The St. Louis River Estuary, which runs along the boundary between Wisconsin and Minnesota in the Duluth-Superior metro area, is a vital resource ecologically, culturally, and economically. The St. Louis River is the largest U.S. tributary to Lake Superior and the second largest tributary in the Lake Superior watershed. In 1987, the Great Lakes Water Quality Agreement designated the 12,000-acre freshwater estuary a Great Lakes Area of Concern because legacy contaminants and disturbances led to nine key impairments, including loss of fish and wildlife habitat. As current estuary restoration plans rely on habitat maps prepared in 2002 for the Lower St. Louis River Habitat Plan, users identified a need for tools to help identify and prioritize areas for future restoration and conservation. 
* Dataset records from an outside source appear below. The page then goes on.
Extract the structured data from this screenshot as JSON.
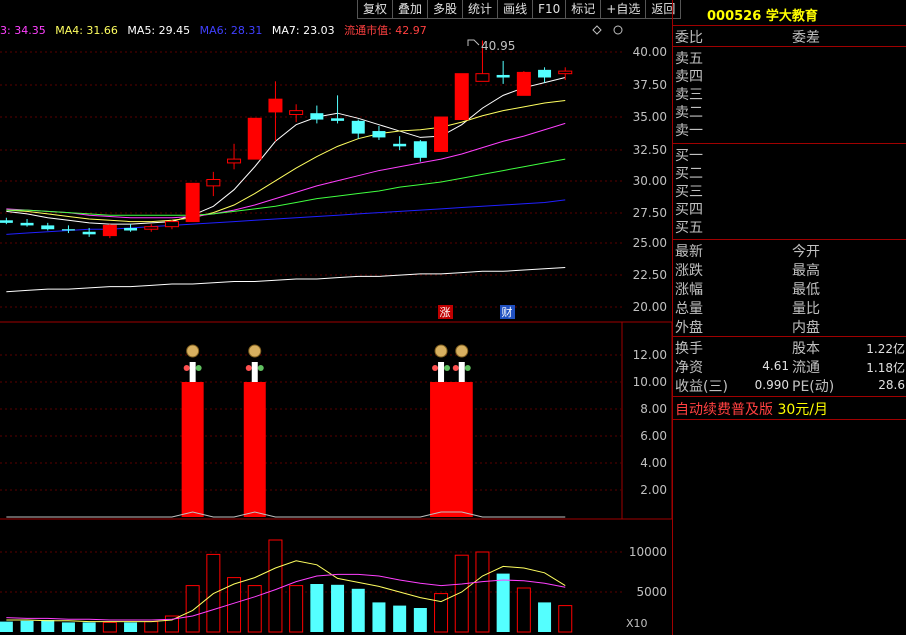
{
  "toolbar": {
    "items": [
      "复权",
      "叠加",
      "多股",
      "统计",
      "画线",
      "F10",
      "标记",
      "+自选",
      "返回"
    ]
  },
  "ma_bar": {
    "ma3": "3: 34.35",
    "ma4": "MA4: 31.66",
    "ma5": "MA5: 29.45",
    "ma6": "MA6: 28.31",
    "ma7": "MA7: 23.03",
    "cap": "流通市值: 42.97"
  },
  "price_axis": [
    "40.00",
    "37.50",
    "35.00",
    "32.50",
    "30.00",
    "27.50",
    "25.00",
    "22.50",
    "20.00"
  ],
  "vol_axis": [
    "12.00",
    "10.00",
    "8.00",
    "6.00",
    "4.00",
    "2.00"
  ],
  "bottom_axis": [
    "10000",
    "5000"
  ],
  "high_label": "40.95",
  "markers": {
    "zhang": "涨",
    "cai": "财"
  },
  "x10_label": "X10",
  "stock": {
    "code": "000526",
    "name": "学大教育"
  },
  "order_book": {
    "header_left": "委比",
    "header_right": "委差",
    "asks": [
      "卖五",
      "卖四",
      "卖三",
      "卖二",
      "卖一"
    ],
    "bids": [
      "买一",
      "买二",
      "买三",
      "买四",
      "买五"
    ]
  },
  "quote": {
    "left": [
      "最新",
      "涨跌",
      "涨幅",
      "总量",
      "外盘"
    ],
    "right": [
      "今开",
      "最高",
      "最低",
      "量比",
      "内盘"
    ]
  },
  "fund": {
    "turnover_label": "换手",
    "equity_label": "股本",
    "equity_value": "1.22亿",
    "netasset_label": "净资",
    "netasset_value": "4.61",
    "float_label": "流通",
    "float_value": "1.18亿",
    "eps_label": "收益(三)",
    "eps_value": "0.990",
    "pe_label": "PE(动)",
    "pe_value": "28.6"
  },
  "promo": {
    "text": "自动续费普及版",
    "price": "30元/月"
  },
  "colors": {
    "up": "#ff0000",
    "down": "#54ffff",
    "border": "#a00000",
    "ma3": "#ffffff",
    "ma4": "#ffff60",
    "ma5": "#ff40ff",
    "ma6": "#40ff40",
    "ma7": "#2020ff"
  },
  "chart_data": [
    {
      "type": "candlestick",
      "title": "",
      "ylim": [
        19,
        41.5
      ],
      "candles": [
        {
          "o": 26.8,
          "h": 27.0,
          "l": 26.5,
          "c": 26.6
        },
        {
          "o": 26.6,
          "h": 26.9,
          "l": 26.3,
          "c": 26.4
        },
        {
          "o": 26.4,
          "h": 26.6,
          "l": 26.0,
          "c": 26.1
        },
        {
          "o": 26.1,
          "h": 26.4,
          "l": 25.8,
          "c": 26.0
        },
        {
          "o": 25.9,
          "h": 26.2,
          "l": 25.5,
          "c": 25.7
        },
        {
          "o": 25.6,
          "h": 26.5,
          "l": 25.4,
          "c": 26.4
        },
        {
          "o": 26.2,
          "h": 26.5,
          "l": 25.9,
          "c": 26.0
        },
        {
          "o": 26.1,
          "h": 26.5,
          "l": 25.9,
          "c": 26.3
        },
        {
          "o": 26.3,
          "h": 26.8,
          "l": 26.1,
          "c": 26.7
        },
        {
          "o": 26.7,
          "h": 29.7,
          "l": 26.7,
          "c": 29.7
        },
        {
          "o": 29.5,
          "h": 30.6,
          "l": 28.7,
          "c": 30.0
        },
        {
          "o": 31.3,
          "h": 32.8,
          "l": 30.8,
          "c": 31.6
        },
        {
          "o": 31.6,
          "h": 34.8,
          "l": 31.6,
          "c": 34.8
        },
        {
          "o": 35.3,
          "h": 37.7,
          "l": 33.0,
          "c": 36.3
        },
        {
          "o": 35.1,
          "h": 35.9,
          "l": 34.5,
          "c": 35.4
        },
        {
          "o": 35.2,
          "h": 35.8,
          "l": 34.4,
          "c": 34.7
        },
        {
          "o": 34.8,
          "h": 36.6,
          "l": 34.4,
          "c": 34.6
        },
        {
          "o": 34.6,
          "h": 34.7,
          "l": 33.2,
          "c": 33.6
        },
        {
          "o": 33.8,
          "h": 34.2,
          "l": 33.1,
          "c": 33.3
        },
        {
          "o": 32.8,
          "h": 33.4,
          "l": 32.3,
          "c": 32.6
        },
        {
          "o": 33.0,
          "h": 33.1,
          "l": 31.4,
          "c": 31.7
        },
        {
          "o": 32.2,
          "h": 34.9,
          "l": 32.2,
          "c": 34.9
        },
        {
          "o": 34.7,
          "h": 38.3,
          "l": 34.7,
          "c": 38.3
        },
        {
          "o": 37.7,
          "h": 40.9,
          "l": 37.7,
          "c": 38.3
        },
        {
          "o": 38.2,
          "h": 39.3,
          "l": 37.5,
          "c": 38.0
        },
        {
          "o": 36.6,
          "h": 38.5,
          "l": 36.6,
          "c": 38.4
        },
        {
          "o": 38.6,
          "h": 38.8,
          "l": 37.6,
          "c": 38.0
        },
        {
          "o": 38.3,
          "h": 38.8,
          "l": 37.8,
          "c": 38.5
        }
      ],
      "series": [
        {
          "name": "MA3",
          "values": [
            27.5,
            27.3,
            27.0,
            26.8,
            26.6,
            26.5,
            26.5,
            26.6,
            26.7,
            27.2,
            27.9,
            29.2,
            31.0,
            33.0,
            34.3,
            34.9,
            35.2,
            34.8,
            34.3,
            33.8,
            33.3,
            33.4,
            34.3,
            35.6,
            36.6,
            37.2,
            37.6,
            38.0
          ]
        },
        {
          "name": "MA4",
          "values": [
            27.6,
            27.5,
            27.3,
            27.1,
            26.9,
            26.8,
            26.7,
            26.7,
            26.8,
            27.0,
            27.4,
            28.0,
            28.9,
            29.9,
            30.9,
            31.8,
            32.6,
            33.2,
            33.6,
            33.8,
            33.9,
            34.1,
            34.5,
            35.0,
            35.4,
            35.7,
            36.0,
            36.2
          ]
        },
        {
          "name": "MA5",
          "values": [
            27.7,
            27.6,
            27.5,
            27.4,
            27.2,
            27.1,
            27.0,
            27.0,
            27.0,
            27.1,
            27.3,
            27.6,
            28.0,
            28.5,
            29.0,
            29.5,
            29.9,
            30.3,
            30.7,
            31.0,
            31.3,
            31.6,
            32.0,
            32.5,
            33.0,
            33.4,
            33.9,
            34.4
          ]
        },
        {
          "name": "MA6",
          "values": [
            27.6,
            27.6,
            27.5,
            27.4,
            27.3,
            27.2,
            27.2,
            27.2,
            27.2,
            27.2,
            27.3,
            27.5,
            27.7,
            27.9,
            28.2,
            28.5,
            28.7,
            28.9,
            29.1,
            29.4,
            29.6,
            29.8,
            30.1,
            30.4,
            30.7,
            31.0,
            31.3,
            31.6
          ]
        },
        {
          "name": "MA7",
          "values": [
            25.7,
            25.8,
            25.9,
            26.0,
            26.1,
            26.1,
            26.2,
            26.3,
            26.4,
            26.5,
            26.6,
            26.7,
            26.8,
            26.9,
            27.0,
            27.1,
            27.2,
            27.3,
            27.4,
            27.5,
            27.6,
            27.7,
            27.8,
            27.9,
            28.0,
            28.1,
            28.2,
            28.4
          ]
        },
        {
          "name": "MA8",
          "values": [
            21.2,
            21.3,
            21.4,
            21.4,
            21.5,
            21.6,
            21.6,
            21.7,
            21.8,
            21.8,
            21.9,
            22.0,
            22.0,
            22.1,
            22.2,
            22.2,
            22.3,
            22.4,
            22.4,
            22.5,
            22.6,
            22.6,
            22.7,
            22.8,
            22.8,
            22.9,
            23.0,
            23.1
          ]
        }
      ]
    },
    {
      "type": "bar",
      "title": "",
      "ylim": [
        0,
        13.5
      ],
      "values": [
        0,
        0,
        0,
        0,
        0,
        0,
        0,
        0,
        0,
        10,
        0,
        0,
        10,
        0,
        0,
        0,
        0,
        0,
        0,
        0,
        0,
        10,
        10,
        0,
        0,
        0,
        0,
        0
      ]
    },
    {
      "type": "bar",
      "title": "",
      "ylim": [
        0,
        12500
      ],
      "values": [
        1300,
        1400,
        1500,
        1200,
        1200,
        1200,
        1200,
        1300,
        2000,
        5800,
        9700,
        6800,
        5800,
        11500,
        5800,
        6000,
        5900,
        5400,
        3700,
        3300,
        3000,
        4800,
        9600,
        10000,
        7300,
        5500,
        3700,
        3300
      ],
      "series": [
        {
          "name": "VMA1",
          "values": [
            1500,
            1500,
            1400,
            1400,
            1300,
            1300,
            1300,
            1300,
            1500,
            2700,
            4800,
            6000,
            6800,
            8000,
            8900,
            8400,
            6700,
            6200,
            5700,
            5000,
            4300,
            3800,
            5000,
            7000,
            8200,
            8000,
            7400,
            5800
          ]
        },
        {
          "name": "VMA2",
          "values": [
            1800,
            1700,
            1700,
            1600,
            1600,
            1500,
            1500,
            1500,
            1600,
            2000,
            2800,
            3600,
            4400,
            5300,
            6300,
            7000,
            7200,
            7200,
            7000,
            6500,
            6100,
            5800,
            6000,
            6300,
            6500,
            6400,
            6100,
            5600
          ]
        }
      ]
    }
  ]
}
The Lake Superior Reserve is currently developing a new repeatable habitat mapping process but the Reserve only has capacity to map habitats within the Reserve’s boundaries, which only captures part of the estuary. This project will transfer this mapping process outside the boundaries of the Reserve to a larger radius encompassing 57,000 acres of wetlands and adjacent uplands spanning the lower twenty-one miles of the St. Louis River below the Fond du Lac dam. The team plans to apply accessible image classification methods–including use of common machine learning classifiers and freely available, non-proprietary data–to create a reproducible approach that can easily be adopted in other locations and redeployed at regular intervals to illuminate change over time. In addition to the habitat map and reproducible workflow, the team will also produce a change analysis comparing the current habitat map to the 2002 map.